Nicht nur hält Wundt das Beobachtungsverfahren seiner Zunftgenossen für ein windige Angelegenheit: "In der Tat, die Goethesche Regel: >>Legt ihr nicht aus, so legt was unter<<, scheint auch hier Anwendung zu finden. Was kann man nicht alles aus dem eigenen Ich heraus- und in dasselbe hineinbeobachten."12 Er glaubt vielmehr, daß eine innere Beobachtung prinzipiell den Anforderungen wissenschaftlicher Präzision nicht genügen könne. So fährt er fort: "Regeln der Beobachtung aufzustellen in einem Gebiet, wo eine exakte Beobachtung möglich ist, fällt nicht schwer, ... Warum weiß die Psychologie derartige Regeln nicht zu geben? Der Grund ist ein sehr einfacher: weil eine Selbstbeobachtung, wenn wir das Wort Beobachtung im wissenschaftlichen Sinne verstehen, unmöglich ist. Es gibt eine Wahrnehmung innerer Zustände und Vorgänge, so gut wie es eine Wahrnehmung äußerer Naturerscheinungen gibt. Aber logisch unterscheiden wir mit Vorbedacht die Wahrnehmung einer Erscheinung von ihrer Beobachtung."13

Was sind die Kennzeichen einer solchen Unterscheidung für Wundt? Die Wahrnehmung, so meint er, sei ganz dem Zufall preisgegeben und deswegen auch lückenhaft. Bei der Beobachtung hingegen richten wir planvoll unser Augenmerk auf erwartete Erscheinungen, noch ehe diese eintreten. Die einzelnen Bestandteile derselben werden mit Bedacht festgehalten, wobei man sich nach Möglichkeit spezieller Hilfsmittel bedient. Ein solches Vorgehen sei aber auf das Innenleben nicht anwendbar: "Das Objekt der Selbstbeobachtung ist ja eben der Beobachter selber. Das Merkmal, wodurch sich die Beobachtung unterscheidet von der zufälligen Wahrnehmung, besteht aber gerade darin, daß wir die Objekte soviel als möglich unabhängig machen von dem Beobachter. Und hier ist es die Beobachtung, welche diese Abhängigkeit umso mehr steigert, je aufmerksamer und planvoller sie zu Werke geht."14 Nach Wundt reicht schon die dezidierte Absicht der inneren Beobachtung aus, um die Gegenstände der Beobachtung zu verändern. Der Beobachter wird also nichts Originäres in den Fokus seiner Aufmerksamkeit bekommen, sondern etwas, das durch die Beobachtungsabsicht verfremdet und verfälscht worden ist. 
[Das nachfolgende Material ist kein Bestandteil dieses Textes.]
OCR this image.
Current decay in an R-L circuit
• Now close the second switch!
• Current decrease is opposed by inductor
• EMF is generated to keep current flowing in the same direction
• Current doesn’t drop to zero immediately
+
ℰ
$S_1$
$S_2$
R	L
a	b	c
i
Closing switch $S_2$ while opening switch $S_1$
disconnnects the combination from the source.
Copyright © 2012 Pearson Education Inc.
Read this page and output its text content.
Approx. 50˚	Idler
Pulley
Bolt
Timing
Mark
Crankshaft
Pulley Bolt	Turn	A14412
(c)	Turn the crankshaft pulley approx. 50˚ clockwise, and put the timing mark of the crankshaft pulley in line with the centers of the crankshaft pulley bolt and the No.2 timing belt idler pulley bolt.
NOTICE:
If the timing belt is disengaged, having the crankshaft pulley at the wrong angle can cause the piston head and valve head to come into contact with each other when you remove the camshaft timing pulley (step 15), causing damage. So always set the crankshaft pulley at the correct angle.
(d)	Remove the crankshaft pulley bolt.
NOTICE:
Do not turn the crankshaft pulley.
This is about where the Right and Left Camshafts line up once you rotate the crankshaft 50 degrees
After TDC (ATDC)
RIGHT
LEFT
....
Franz Brentano teilte die Wundtschen Vorbehalte in dieser Frage und mit ihm die terminologische Unterscheidung. "Gegenstände, die man äußerlich wahrnimmt", so Brentano, "kann man beobachten. Man wendet, um die Erscheinung genau aufzufassen, ihr seine volle Aufmerksamkeit zu. Bei Gegenständen, die man innerlich wahrnimmt, ist dies aber vollständig unmöglich...Es ist ein allgemein gültiges psychologisches Gesetz, daß wir niemals dem Gegenstande der inneren Wahrnehmung unsere Aufmerksamkeit zuzuwenden vermögen."15 Und weiter: "...wer den Zorn, der in ihm glüht, beobachten wollte, bei dem wäre er offenbar bereits gekühlt und der Gegenstand der Beobachtung verschwunden. Dieselbe Unmöglichkeit besteht aber auch in allen anderen Fällen."16

Schon am Beispiel des Beobachtungsbegriffs wird ersichtlich, wie mühsam der Weg für eine Methodologie der inneren Beobachtung war. Folgte man den restriktiven Ansichten Wundts und Brentanos, so mußte eine Psychologie der inneren Beobachtung offenbar schon im Vorfeld ihrer Etablierung wenn nicht scheitern, so doch mit erheblichen Schwächen behaftet sein.